Description & Technical information

A faint study of a head drawn in pencil upside down on the recto.
A study of legs in pencil on the verso.

The present sheet is thought to be a portrait of the Belgian painter, decorator and poster designer Adolphe Crespin (1859-1944), who was Evenepoel’s teacher at the Académie des Beaux-Arts in Brussels. Evenepoel painted a portrait of Crespin in 1894, which is today in a private collection, followed two years later by a full-length portrait of Mme. Crespin, now in the Museum voor Schone Kunsten in Ghent. Crespin remained close to the artist throughout his life, and was the only one among his friends to know the truth about the actual parentage of Evenepoel’s illegitimate son, Charles De May.

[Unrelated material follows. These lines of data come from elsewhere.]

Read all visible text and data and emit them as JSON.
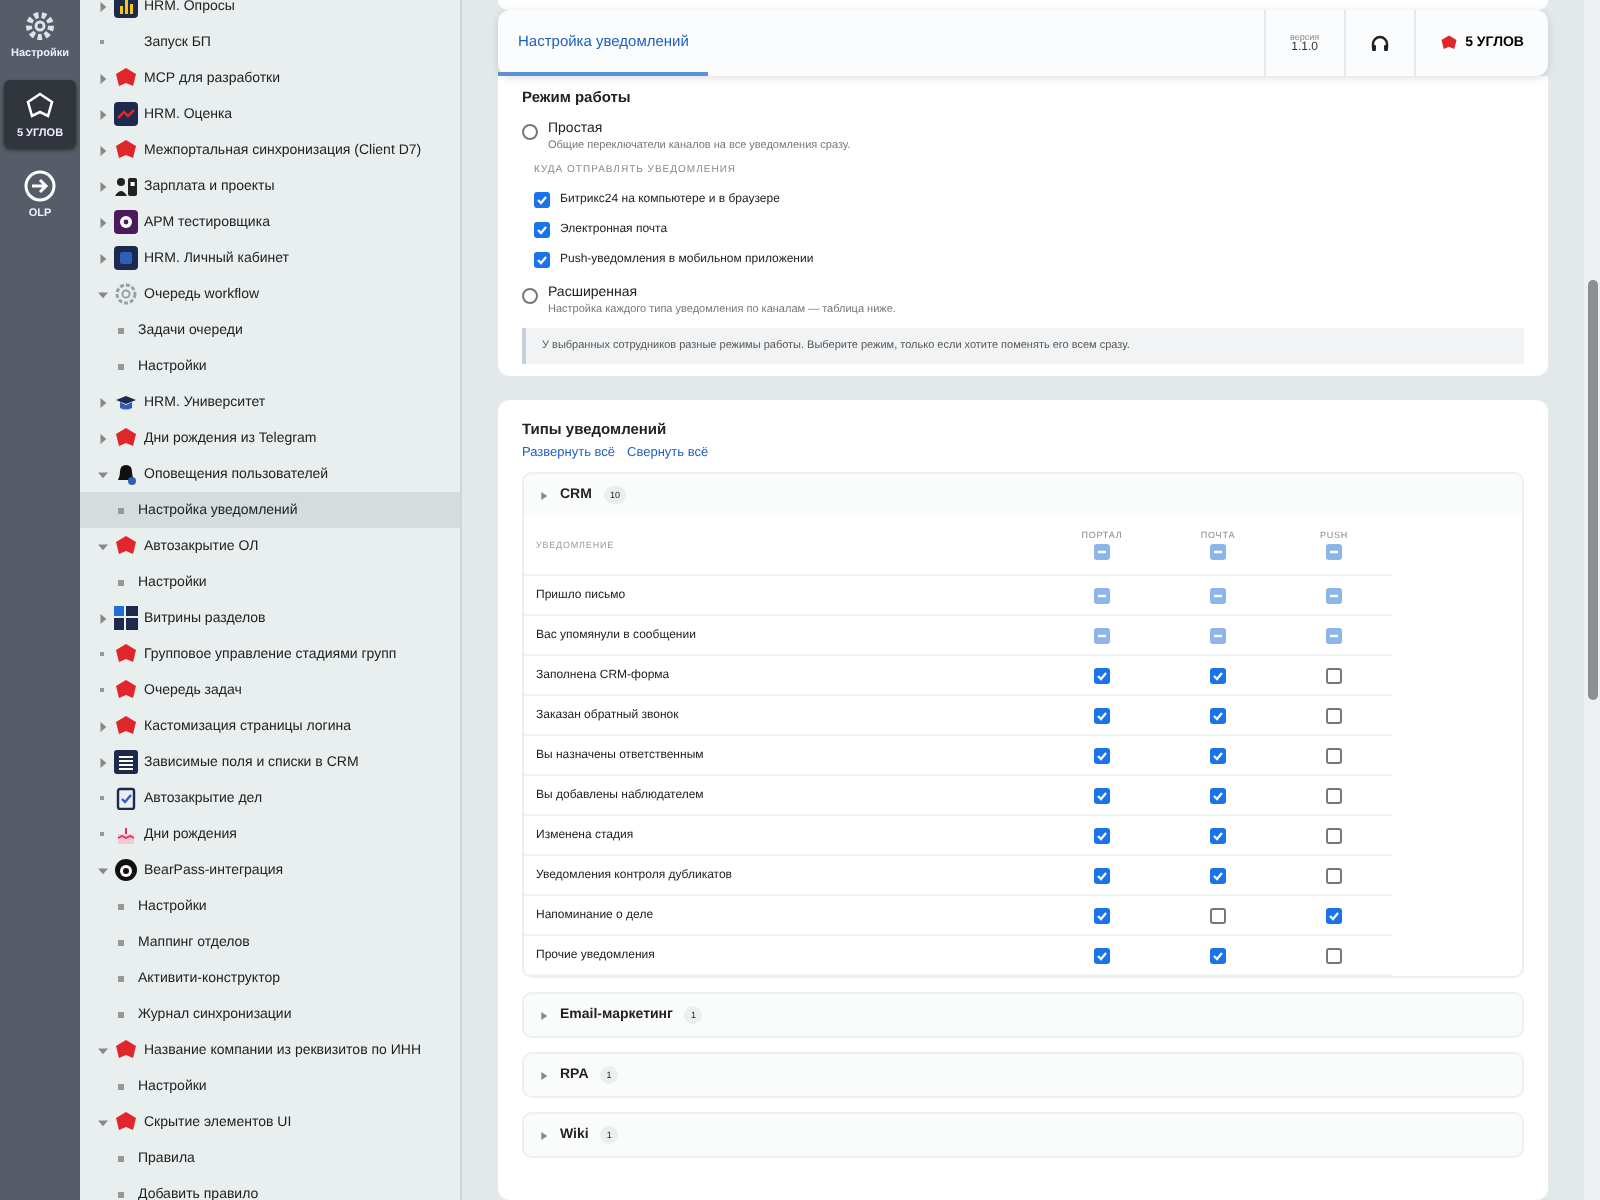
{
  "rail": [
    {
      "label": "Настройки",
      "selected": false
    },
    {
      "label": "5 УГЛОВ",
      "selected": true
    },
    {
      "label": "OLP",
      "selected": false
    }
  ],
  "sidebar": {
    "items": [
      {
        "label": "HRM. Опросы",
        "kind": "folder",
        "expanded": false,
        "selected": false
      },
      {
        "label": "Запуск БП",
        "kind": "leaf",
        "selected": false
      },
      {
        "label": "МСР для разработки",
        "kind": "folder",
        "expanded": false,
        "selected": false
      },
      {
        "label": "HRM. Оценка",
        "kind": "folder",
        "expanded": false,
        "selected": false
      },
      {
        "label": "Межпортальная синхронизация (Client D7)",
        "kind": "folder",
        "expanded": false,
        "selected": false
      },
      {
        "label": "Зарплата и проекты",
        "kind": "folder",
        "expanded": false,
        "selected": false
      },
      {
        "label": "АРМ тестировщика",
        "kind": "folder",
        "expanded": false,
        "selected": false
      },
      {
        "label": "HRM. Личный кабинет",
        "kind": "folder",
        "expanded": false,
        "selected": false
      },
      {
        "label": "Очередь workflow",
        "kind": "folder",
        "expanded": true,
        "selected": false,
        "children": [
          {
            "label": "Задачи очереди",
            "selected": false
          },
          {
            "label": "Настройки",
            "selected": false
          }
        ]
      },
      {
        "label": "HRM. Университет",
        "kind": "folder",
        "expanded": false,
        "selected": false
      },
      {
        "label": "Дни рождения из Telegram",
        "kind": "folder",
        "expanded": false,
        "selected": false
      },
      {
        "label": "Оповещения пользователей",
        "kind": "folder",
        "expanded": true,
        "selected": false,
        "children": [
          {
            "label": "Настройка уведомлений",
            "selected": true
          }
        ]
      },
      {
        "label": "Автозакрытие ОЛ",
        "kind": "folder",
        "expanded": true,
        "selected": false,
        "children": [
          {
            "label": "Настройки",
            "selected": false
          }
        ]
      },
      {
        "label": "Витрины разделов",
        "kind": "folder",
        "expanded": false,
        "selected": false
      },
      {
        "label": "Групповое управление стадиями групп",
        "kind": "leaf",
        "selected": false
      },
      {
        "label": "Очередь задач",
        "kind": "leaf",
        "selected": false
      },
      {
        "label": "Кастомизация страницы логина",
        "kind": "folder",
        "expanded": false,
        "selected": false
      },
      {
        "label": "Зависимые поля и списки в CRM",
        "kind": "folder",
        "expanded": false,
        "selected": false
      },
      {
        "label": "Автозакрытие дел",
        "kind": "leaf",
        "selected": false
      },
      {
        "label": "Дни рождения",
        "kind": "leaf",
        "selected": false
      },
      {
        "label": "BearPass-интеграция",
        "kind": "folder",
        "expanded": true,
        "selected": false,
        "children": [
          {
            "label": "Настройки",
            "selected": false
          },
          {
            "label": "Маппинг отделов",
            "selected": false
          },
          {
            "label": "Активити-конструктор",
            "selected": false
          },
          {
            "label": "Журнал синхронизации",
            "selected": false
          }
        ]
      },
      {
        "label": "Название компании из реквизитов по ИНН",
        "kind": "folder",
        "expanded": true,
        "selected": false,
        "children": [
          {
            "label": "Настройки",
            "selected": false
          }
        ]
      },
      {
        "label": "Скрытие элементов UI",
        "kind": "folder",
        "expanded": true,
        "selected": false,
        "children": [
          {
            "label": "Правила",
            "selected": false
          },
          {
            "label": "Добавить правило",
            "selected": false
          }
        ]
      }
    ]
  },
  "header": {
    "tabs": [
      {
        "label": "Настройка уведомлений",
        "selected": true
      }
    ],
    "version_label": "версия",
    "version": "1.1.0",
    "brand": "5 УГЛОВ"
  },
  "mode": {
    "title": "Режим работы",
    "options": [
      {
        "label": "Простая",
        "description": "Общие переключатели каналов на все уведомления сразу.",
        "selected": false,
        "channels_title": "КУДА ОТПРАВЛЯТЬ УВЕДОМЛЕНИЯ",
        "channels": [
          {
            "label": "Битрикс24 на компьютере и в браузере",
            "checked": true
          },
          {
            "label": "Электронная почта",
            "checked": true
          },
          {
            "label": "Push-уведомления в мобильном приложении",
            "checked": true
          }
        ]
      },
      {
        "label": "Расширенная",
        "description": "Настройка каждого типа уведомления по каналам — таблица ниже.",
        "selected": false
      }
    ],
    "note": "У выбранных сотрудников разные режимы работы. Выберите режим, только если хотите поменять его всем сразу."
  },
  "types": {
    "title": "Типы уведомлений",
    "links": [
      "Развернуть всё",
      "Свернуть всё"
    ],
    "groups": [
      {
        "name": "CRM",
        "count": "10",
        "first_column": "УВЕДОМЛЕНИЕ",
        "columns": [
          {
            "label": "ПОРТАЛ",
            "mixed": true
          },
          {
            "label": "ПОЧТА",
            "mixed": true
          },
          {
            "label": "PUSH",
            "mixed": true
          }
        ],
        "rows": [
          {
            "label": "Пришло письмо",
            "cells": [
              {
                "mixed": true
              },
              {
                "mixed": true
              },
              {
                "mixed": true
              }
            ]
          },
          {
            "label": "Вас упомянули в сообщении",
            "cells": [
              {
                "mixed": true
              },
              {
                "mixed": true
              },
              {
                "mixed": true
              }
            ]
          },
          {
            "label": "Заполнена CRM-форма",
            "cells": [
              {
                "checked": true
              },
              {
                "checked": true
              },
              {
                "checked": false
              }
            ]
          },
          {
            "label": "Заказан обратный звонок",
            "cells": [
              {
                "checked": true
              },
              {
                "checked": true
              },
              {
                "checked": false
              }
            ]
          },
          {
            "label": "Вы назначены ответственным",
            "cells": [
              {
                "checked": true
              },
              {
                "checked": true
              },
              {
                "checked": false
              }
            ]
          },
          {
            "label": "Вы добавлены наблюдателем",
            "cells": [
              {
                "checked": true
              },
              {
                "checked": true
              },
              {
                "checked": false
              }
            ]
          },
          {
            "label": "Изменена стадия",
            "cells": [
              {
                "checked": true
              },
              {
                "checked": true
              },
              {
                "checked": false
              }
            ]
          },
          {
            "label": "Уведомления контроля дубликатов",
            "cells": [
              {
                "checked": true
              },
              {
                "checked": true
              },
              {
                "checked": false
              }
            ]
          },
          {
            "label": "Напоминание о деле",
            "cells": [
              {
                "checked": true
              },
              {
                "checked": false
              },
              {
                "checked": true
              }
            ]
          },
          {
            "label": "Прочие уведомления",
            "cells": [
              {
                "checked": true
              },
              {
                "checked": true
              },
              {
                "checked": false
              }
            ]
          }
        ]
      },
      {
        "name": "Email-маркетинг",
        "count": "1"
      },
      {
        "name": "RPA",
        "count": "1"
      },
      {
        "name": "Wiki",
        "count": "1"
      }
    ]
  }
}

This caricature may be compared stylistically with several sketches of figures by Evenepoel - including a study of a man walking and another of an artist seated at an easel - formerly in the collection of Roland Leten in Ghent, who is likely to have also owned the present pair of drawings.

Period:  1850-1900, 19th century
Medium: Charcoal
Signature: Stamped with the artist’s monogram 'he' in a circle (not in Lugt) and numbered No.777 on the verso.
Stamped PROVENANT / DE LA COLLECTION: above C. De Mey [handwritten] on the verso.
Faintly stamped with a sale stamp CAMPO VEILING VENTE 1968 H. EVENEPOEL ANTWERPEN on the verso.

Dimensions: 38.4 x 24.3 cm (15¹/₈ x 9⁵/₈ inches)
Provenance: Probably the artist’s cousin, Louise De May-van Mattemburgh, Brussels
By descent to their son, Charles De May, Brussels
Probably Roland Leten, Ghent
Evenepoel (Leten?) sale, Antwerp, Galerie Campo, 3 October 1968
Private collection, England.

Literature: Philippe Roberts-Jones, ‘Evenepoel et l’art de son temps’, in Eliane De Wilde et al, Henri Evenepoel 1872-1899, exhibition catalogue, Brussels, 1994, illustrated p.92 (where dated c.1893).